Politics in theater: Artists Repertory Theatre season preview

The 35th anniversary season of Artists Repertory Theatre, located in Southwest Portland near Providence Park, promises to be one hell of a year. ART’s seven plays have been specifically curated to get political and spark conversation.

Theater—community, large scale, professional or amateur—invariably is a reflection of contemporary society. Writers are influenced by the context they live in; it is impossible not to be. The shows that ART puts on are always new plays, first performed within the last three years or so. But this year is a little different. The plays were selected in 2016, right around the time of the election.

“Most of the people in our staff…are feeling a lot of anxiety,” ART Artistic Director Dámaso Rodríguez said. “Theater can be used as an escape. Or theater [can be used] to explore and discuss that anxiety and shared experience of relief by taking on work that doesn’t shy away from the moment.”

And that is what ART is tackling this season: racism, chronic illness, climate change, government oppression…ART isn’t pulling any punches.

This season’s plays involve Tony winners, Pulitzer winners, MacArthur Genius playwrights, a commissioned play and prolific plays.

The season kicks off with An Octoroon (Sept. 3–Oct. 1) by Branden Jacobs-Jenkins, a dark comedy more about the experience than the story. Read our opening night review here.

Caught (Oct. 1–29) premieres at ART in October, in partnership with The Chújú Gallery/SF and The Geezer Gallery with artist Lin Bo and playwright Christopher Chen. Rodríguez describes the installation/theater piece as reflecting the contemporary by the way it showcases “how a government can pretend to be pro artist but acting as if [they are] not an oppressive regime…art as a way of obscuring, [when] they are actually oppressing people.” The multimedia production explores what truth and perception are, depending on who is speaking and who is viewing.

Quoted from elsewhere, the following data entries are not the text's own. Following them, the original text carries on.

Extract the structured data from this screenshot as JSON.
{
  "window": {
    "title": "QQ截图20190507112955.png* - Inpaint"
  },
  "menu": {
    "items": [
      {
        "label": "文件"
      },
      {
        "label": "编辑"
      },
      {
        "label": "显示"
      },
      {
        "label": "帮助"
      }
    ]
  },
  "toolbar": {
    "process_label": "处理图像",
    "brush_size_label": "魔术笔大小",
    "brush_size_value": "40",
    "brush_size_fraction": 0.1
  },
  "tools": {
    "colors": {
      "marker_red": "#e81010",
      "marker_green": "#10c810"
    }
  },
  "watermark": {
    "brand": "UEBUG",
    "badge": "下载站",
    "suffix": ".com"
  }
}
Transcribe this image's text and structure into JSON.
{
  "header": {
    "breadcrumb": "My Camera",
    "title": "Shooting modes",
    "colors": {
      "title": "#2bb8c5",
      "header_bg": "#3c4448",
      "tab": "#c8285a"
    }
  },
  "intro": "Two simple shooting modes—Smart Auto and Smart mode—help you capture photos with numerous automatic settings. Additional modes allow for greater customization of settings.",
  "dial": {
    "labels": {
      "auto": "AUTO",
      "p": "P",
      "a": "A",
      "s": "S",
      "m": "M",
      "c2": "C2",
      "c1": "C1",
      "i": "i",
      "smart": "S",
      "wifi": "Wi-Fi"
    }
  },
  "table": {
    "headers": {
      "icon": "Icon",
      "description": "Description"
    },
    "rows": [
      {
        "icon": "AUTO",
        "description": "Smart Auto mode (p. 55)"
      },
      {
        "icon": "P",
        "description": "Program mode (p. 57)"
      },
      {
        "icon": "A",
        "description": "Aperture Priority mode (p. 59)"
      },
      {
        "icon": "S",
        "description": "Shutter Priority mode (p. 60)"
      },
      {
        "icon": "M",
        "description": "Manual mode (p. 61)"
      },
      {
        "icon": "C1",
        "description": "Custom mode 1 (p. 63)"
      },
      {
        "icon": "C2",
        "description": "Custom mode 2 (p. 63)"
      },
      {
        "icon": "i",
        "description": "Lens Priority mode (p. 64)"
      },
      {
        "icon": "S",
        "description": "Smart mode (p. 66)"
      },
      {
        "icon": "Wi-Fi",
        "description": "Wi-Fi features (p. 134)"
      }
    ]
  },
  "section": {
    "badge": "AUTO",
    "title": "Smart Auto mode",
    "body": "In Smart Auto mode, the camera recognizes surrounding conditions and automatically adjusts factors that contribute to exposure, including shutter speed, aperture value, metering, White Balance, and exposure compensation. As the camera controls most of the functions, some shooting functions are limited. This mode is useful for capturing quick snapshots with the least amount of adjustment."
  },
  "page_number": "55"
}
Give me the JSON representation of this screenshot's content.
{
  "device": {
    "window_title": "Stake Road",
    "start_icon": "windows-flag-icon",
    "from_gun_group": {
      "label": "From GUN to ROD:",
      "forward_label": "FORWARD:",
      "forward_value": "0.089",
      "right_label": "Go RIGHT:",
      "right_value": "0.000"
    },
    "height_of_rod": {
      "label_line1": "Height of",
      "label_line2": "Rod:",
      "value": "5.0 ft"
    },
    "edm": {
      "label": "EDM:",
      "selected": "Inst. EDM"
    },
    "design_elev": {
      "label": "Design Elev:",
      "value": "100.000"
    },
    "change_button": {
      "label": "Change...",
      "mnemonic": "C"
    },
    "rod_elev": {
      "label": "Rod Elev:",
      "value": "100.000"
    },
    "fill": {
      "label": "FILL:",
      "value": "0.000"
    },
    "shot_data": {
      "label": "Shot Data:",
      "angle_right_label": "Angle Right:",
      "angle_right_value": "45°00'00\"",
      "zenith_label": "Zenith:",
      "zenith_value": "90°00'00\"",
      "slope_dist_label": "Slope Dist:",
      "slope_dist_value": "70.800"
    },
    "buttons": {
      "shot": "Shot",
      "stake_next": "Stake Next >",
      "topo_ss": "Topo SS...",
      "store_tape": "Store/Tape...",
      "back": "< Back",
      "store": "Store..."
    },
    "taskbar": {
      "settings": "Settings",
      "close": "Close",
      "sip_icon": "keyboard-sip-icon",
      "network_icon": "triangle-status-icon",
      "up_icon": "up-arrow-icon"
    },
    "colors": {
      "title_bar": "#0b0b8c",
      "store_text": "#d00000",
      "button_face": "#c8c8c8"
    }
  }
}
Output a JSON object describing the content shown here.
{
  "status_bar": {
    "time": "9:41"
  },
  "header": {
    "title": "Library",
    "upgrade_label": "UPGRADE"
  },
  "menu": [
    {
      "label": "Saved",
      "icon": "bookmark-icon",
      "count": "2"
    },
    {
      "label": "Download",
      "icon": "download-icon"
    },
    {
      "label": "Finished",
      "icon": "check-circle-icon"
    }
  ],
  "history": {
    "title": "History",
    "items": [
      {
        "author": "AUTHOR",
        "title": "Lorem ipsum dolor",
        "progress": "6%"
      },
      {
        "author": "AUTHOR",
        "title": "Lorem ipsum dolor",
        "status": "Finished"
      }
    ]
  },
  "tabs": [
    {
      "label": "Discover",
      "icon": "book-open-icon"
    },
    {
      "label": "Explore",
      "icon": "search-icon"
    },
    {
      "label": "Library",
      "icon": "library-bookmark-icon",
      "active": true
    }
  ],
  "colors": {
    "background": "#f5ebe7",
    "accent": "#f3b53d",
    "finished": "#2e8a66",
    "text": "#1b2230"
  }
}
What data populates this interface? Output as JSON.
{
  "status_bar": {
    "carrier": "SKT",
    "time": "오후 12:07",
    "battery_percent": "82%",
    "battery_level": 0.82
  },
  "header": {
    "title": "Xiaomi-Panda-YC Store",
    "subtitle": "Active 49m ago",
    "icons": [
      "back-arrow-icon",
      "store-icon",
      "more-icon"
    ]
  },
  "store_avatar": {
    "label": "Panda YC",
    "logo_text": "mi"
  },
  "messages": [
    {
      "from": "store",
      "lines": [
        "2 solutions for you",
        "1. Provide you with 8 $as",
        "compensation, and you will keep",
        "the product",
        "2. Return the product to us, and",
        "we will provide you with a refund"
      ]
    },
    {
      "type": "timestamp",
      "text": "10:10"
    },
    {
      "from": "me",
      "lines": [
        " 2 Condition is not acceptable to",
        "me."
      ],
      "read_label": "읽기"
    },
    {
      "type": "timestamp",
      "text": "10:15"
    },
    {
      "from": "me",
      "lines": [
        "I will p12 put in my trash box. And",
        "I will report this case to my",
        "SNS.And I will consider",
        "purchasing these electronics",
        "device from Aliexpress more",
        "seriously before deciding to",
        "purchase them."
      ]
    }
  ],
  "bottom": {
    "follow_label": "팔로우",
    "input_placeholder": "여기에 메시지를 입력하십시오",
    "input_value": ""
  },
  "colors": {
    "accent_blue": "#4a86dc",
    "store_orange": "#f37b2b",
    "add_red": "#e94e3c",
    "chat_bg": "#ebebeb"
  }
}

Stephen Karam’s The Humans (Nov. 19–Dec. 17) takes place in a single location over the 90-minute production. “It’s almost surreal in its hyper-realism,” Rodríguez said. Generations of a family gather to celebrate Thanksgiving. Over the course of dinner, audiences come to understand the various anxieties of each member of this middle/lower-class family.

“You could do this 50 years from now and get a sense of what it’s like to be alive right now,” Rodríguez said. “It’s a 21st-century look at what a certain kind of American life is like.” What Death of a Salesman was to the ’40s, The Humans is to today. “The anxieties come out in really interesting ways,” ART publicist Nicole Lane added. That said, the play does not create a sense of hopelessness. “There’s something positive about it,” Rodríguez said.

Magellanica (Jan. 20–Feb. 18) explores climate change, detailing a 1985 expedition to Antarctica to study a hole in the ozone. It is a five-part play, with each part lasting an hour (audiences will be treated to a dinner break). Rodríguez and Lane, anticipating that audiences might be tentative regarding the long run-time, commented that people familiar with Netflix-binging can comfortably take a journey that looks at governmental control, isolation, climate change and truth.

Continuing the theme of topical timeliness is Stephen Adly Guirgis’ Between Riverside and Crazy (March 4–April 1), a 2015 Pulitzer winner about a black cop forced into retirement after being shot while off-duty by a rookie white cop. Kevin Jones, whom Portlanders may be familiar with from the Red Door Project (described by ART as “an organization that uses art as a catalyst to transform the racial ecology of Portland”) will be playing the main character, Pops.

The Thanksgiving Play (April 1–29), written by Larissa FastHorse, was commissioned by ART. A classroom full of white teachers is tasked with putting on a play that will celebrate Thanksgiving while somehow honoring Native American Heritage month. “It’s mutually exclusive,” Lane said. The teachers utilize an actor whom they believe is Native American as their textbook. Even as a comedy, it invites discussion. These teachers could easily be the liberal, white, progressive, well-meaning instructors of Portland who are just ill-equipped to do what they are trying to do.

The season ends with I and You (May 20–June 17), one of the most-produced plays of the last year in the United States. On a surface level, this is a much quieter and smaller play than the previous powerhouses. It’s a two-character play: Two seemingly opposite teenagers have to work together on a project about Walt Whitman’s Song of Myself. The rest of the season is “confronting and challenging,” Rodríguez said. The season is meant to be viewed in its entirety: “I and You is the takeaway. It’s a positive view of the future. More hopeful if you will,” Rodríguez said.

Lane added, “It goes beyond clearly drawn lines.” Director JoAnn Johnson described the play as “a cosmic hug.”

ART, in addition to the seven theater pieces, has a three-show Frontier series: limited-run shows curated by ART. They, Themself and Shmerm, The Holler Sessions, and White Rabbit Red Rabbit all sit somewhere between play and performance art.